Quando eu trabalhava com crianças e adolescentes, uma das coisas mais divertidas do mundo era ouvir as desculpas esfarrapadas que muitos inventavam para explicar porque não tinham feito o dever de casa. Os menos criativos resolviam faltar a aula por completo, pra não precisarem justificar a falta da tarefa. Os mais imaginativos, no entanto, vinham para a aula com as mãos abanando e muitas vezes se justificavam contando aventuras que os faziam parecer com James Bond. Eu adorava ouvir as estórias, mas era jogo duro: se não tivesse o exercício, não dava jeitinho nenhum, afinal de contas no mundo meio sem moral de hoje é importantíssimo que criança saiba que certas coisas não são negociáveis e pronto.
Mas que as estórias eram ótimas, ah isso eram... Uma vez um aluno chega na aula todo afoito, com o exercício todo amassado, meio úmido e faltando um pedaço, assim como se tivesse sido mutilado. Era preciso ver a carinha do indivíduo tentanto explicar o incidente:
- Professora, essa eu sei que vai ser difícil de engolir, mas meu cachorro REALMENTE comeu meu dever de casa!!!
Dei muita risada e guardei o meio exercício pra decidir o que fazer depois. A tarefa estava ali, só o seu estado é que era lamentável... Pouco mais tarde, a mãe desse aluno entra em contato comigo e me revela que eles tinham um cachorro meio descontrolado, que pulava nas coisas e comia qualquer coisa que coubesse em sua boca. Como eu também já tinha tido uma série de cachorros, alguns dos quais meio psicopatas e outros que não tinham nenhuma frescura quanto ao seu regime alimentar, achei que o incidente do dever de casa era plausível. Mas mesmo com minha experiência no terreno das desculpas esfarrapadas e com minha habilidade de detectar qual delas tem chance de ser pelo menos baseada na realidade, fiquei meio encucada quando há duas semanas atrás, recebo o seguinte e mail de um aluninho:
"Prezada Sra. Santos,
Não poderei ir à aula esta semana. Estou em Londres, mas um vulcão entrou em erupção e por isso não posso voltar pra casa."

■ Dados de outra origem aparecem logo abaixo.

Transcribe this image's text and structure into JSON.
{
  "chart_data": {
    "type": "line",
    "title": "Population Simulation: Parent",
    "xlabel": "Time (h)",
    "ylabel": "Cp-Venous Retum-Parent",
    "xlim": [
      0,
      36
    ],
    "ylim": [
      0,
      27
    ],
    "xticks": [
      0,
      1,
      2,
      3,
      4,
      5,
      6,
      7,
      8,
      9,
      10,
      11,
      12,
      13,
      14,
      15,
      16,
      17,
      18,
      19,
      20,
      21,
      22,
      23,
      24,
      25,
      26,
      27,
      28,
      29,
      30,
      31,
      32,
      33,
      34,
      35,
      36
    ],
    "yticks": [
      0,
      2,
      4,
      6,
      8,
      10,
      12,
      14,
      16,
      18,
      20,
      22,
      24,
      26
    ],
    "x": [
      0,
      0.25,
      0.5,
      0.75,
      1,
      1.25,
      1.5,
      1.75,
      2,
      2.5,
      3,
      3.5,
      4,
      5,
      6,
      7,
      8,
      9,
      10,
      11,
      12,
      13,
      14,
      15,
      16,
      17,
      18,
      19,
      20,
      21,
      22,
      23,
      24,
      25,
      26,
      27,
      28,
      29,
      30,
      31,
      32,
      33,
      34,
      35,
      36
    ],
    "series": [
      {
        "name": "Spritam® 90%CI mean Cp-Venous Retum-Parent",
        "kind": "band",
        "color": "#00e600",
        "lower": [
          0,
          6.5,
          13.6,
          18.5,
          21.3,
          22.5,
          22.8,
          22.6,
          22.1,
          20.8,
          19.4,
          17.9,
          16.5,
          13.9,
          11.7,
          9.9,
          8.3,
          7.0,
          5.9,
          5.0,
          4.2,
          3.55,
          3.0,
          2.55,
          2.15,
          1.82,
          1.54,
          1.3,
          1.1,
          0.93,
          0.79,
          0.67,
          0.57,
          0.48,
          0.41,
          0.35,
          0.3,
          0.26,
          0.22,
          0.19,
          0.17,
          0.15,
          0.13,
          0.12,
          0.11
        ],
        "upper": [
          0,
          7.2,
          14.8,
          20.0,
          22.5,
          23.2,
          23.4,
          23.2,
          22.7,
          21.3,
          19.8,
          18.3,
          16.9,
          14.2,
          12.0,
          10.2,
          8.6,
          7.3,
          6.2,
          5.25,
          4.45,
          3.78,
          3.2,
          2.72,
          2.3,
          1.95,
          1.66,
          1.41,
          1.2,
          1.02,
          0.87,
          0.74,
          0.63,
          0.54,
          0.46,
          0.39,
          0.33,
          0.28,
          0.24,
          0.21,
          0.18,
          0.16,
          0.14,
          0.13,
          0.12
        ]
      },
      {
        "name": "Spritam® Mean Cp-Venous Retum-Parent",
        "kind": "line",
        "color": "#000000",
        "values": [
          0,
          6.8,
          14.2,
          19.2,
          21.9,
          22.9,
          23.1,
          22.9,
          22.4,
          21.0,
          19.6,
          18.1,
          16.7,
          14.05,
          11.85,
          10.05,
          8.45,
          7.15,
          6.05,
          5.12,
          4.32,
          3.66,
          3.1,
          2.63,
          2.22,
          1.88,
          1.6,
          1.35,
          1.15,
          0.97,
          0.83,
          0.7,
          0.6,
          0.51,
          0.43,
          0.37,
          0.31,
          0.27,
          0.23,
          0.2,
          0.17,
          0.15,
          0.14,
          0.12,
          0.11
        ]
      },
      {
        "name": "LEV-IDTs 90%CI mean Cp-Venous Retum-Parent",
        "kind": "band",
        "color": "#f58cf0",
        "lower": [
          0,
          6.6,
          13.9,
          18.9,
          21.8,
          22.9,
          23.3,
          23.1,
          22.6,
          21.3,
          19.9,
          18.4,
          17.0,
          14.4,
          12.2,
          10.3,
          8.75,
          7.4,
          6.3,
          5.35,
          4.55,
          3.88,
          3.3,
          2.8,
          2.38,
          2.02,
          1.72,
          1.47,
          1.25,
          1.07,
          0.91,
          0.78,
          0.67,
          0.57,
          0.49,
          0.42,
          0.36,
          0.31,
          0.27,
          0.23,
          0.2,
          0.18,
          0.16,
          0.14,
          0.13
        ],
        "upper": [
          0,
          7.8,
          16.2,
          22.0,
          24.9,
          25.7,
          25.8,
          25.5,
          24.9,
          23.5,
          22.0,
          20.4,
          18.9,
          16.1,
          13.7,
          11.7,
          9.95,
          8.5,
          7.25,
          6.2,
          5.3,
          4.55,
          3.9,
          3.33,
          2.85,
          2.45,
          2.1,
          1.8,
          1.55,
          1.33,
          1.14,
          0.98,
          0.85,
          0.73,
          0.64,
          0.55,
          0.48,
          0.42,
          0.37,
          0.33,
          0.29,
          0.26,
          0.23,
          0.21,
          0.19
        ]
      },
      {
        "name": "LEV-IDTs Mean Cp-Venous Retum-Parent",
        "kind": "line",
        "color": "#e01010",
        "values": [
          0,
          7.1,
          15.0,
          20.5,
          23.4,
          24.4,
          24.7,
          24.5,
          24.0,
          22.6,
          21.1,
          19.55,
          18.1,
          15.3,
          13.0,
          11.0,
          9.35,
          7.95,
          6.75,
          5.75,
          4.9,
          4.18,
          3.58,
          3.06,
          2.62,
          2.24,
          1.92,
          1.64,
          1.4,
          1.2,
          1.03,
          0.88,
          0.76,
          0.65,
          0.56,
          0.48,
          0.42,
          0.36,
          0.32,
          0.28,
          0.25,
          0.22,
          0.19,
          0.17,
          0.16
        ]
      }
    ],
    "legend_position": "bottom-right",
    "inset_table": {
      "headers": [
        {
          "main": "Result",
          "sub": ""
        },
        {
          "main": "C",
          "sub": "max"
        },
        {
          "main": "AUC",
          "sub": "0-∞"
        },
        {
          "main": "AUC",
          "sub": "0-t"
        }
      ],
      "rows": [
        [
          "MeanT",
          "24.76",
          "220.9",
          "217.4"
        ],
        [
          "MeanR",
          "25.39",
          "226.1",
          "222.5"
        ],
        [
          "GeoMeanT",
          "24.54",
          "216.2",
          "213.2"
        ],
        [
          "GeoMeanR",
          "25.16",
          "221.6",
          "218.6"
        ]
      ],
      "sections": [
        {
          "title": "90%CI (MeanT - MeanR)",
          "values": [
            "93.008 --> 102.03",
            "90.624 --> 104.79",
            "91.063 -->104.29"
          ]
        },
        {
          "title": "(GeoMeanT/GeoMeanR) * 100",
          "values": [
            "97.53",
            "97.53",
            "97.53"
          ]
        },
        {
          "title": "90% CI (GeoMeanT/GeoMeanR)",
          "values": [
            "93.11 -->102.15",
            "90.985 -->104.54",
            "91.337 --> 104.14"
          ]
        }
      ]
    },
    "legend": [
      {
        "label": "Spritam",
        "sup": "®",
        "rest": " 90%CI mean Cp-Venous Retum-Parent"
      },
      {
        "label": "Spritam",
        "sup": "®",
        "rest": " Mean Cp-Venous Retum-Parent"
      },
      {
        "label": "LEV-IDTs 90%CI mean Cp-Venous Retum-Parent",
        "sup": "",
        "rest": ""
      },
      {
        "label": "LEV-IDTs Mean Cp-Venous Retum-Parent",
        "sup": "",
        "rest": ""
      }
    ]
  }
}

Minha primeira reação foi de cair na risada e pensar que o cara não precisava ter sido tão criativo. Um simples "meu cachorro morreu" já teria bastado. Meu ataque de risos foi interrompido por uma colega que entra correndo na sala mandando eu ligar o rádio para ouvir a notícia que de fato, o vulcão Eyjafjallajoekull na Islândia tinha entrado em erupção e vôos em diversos países da Europa tinham sido cancelados por medidas de segurança.
Para os islandeses isso é que coisa mais ou menos normal. Eles crescem aprendendo sobre a possibilidade de um fenômeno como esse e estão preparados para saber como agir caso isso aconteça. Isso sem contar que os islandeses passaram todo esse tempo contendo o riso toda vez que jornalistas do mundo todo pronunciavam o nome do vulcão. Mas infelizemente o motivo de riso desse assunto acaba aí. Além do transtorno que foi criado para os 700 islandeses que tiveram de ser relocados, pro resto da Europa este foi o acontecimento do ano. Claro que foi o tema número um das conversas de bar, mas com certeza foi também o maior motivo de dor de cabeça para muita gente durante os quase dez dias que decorreram desde o início da erupção até a normalização dos vôos. Mas isso é um assunto complexo demais e meu computador está dando uma pane e por isso não posso continuar a escrever agora. Esse assunto fica pro próximo post.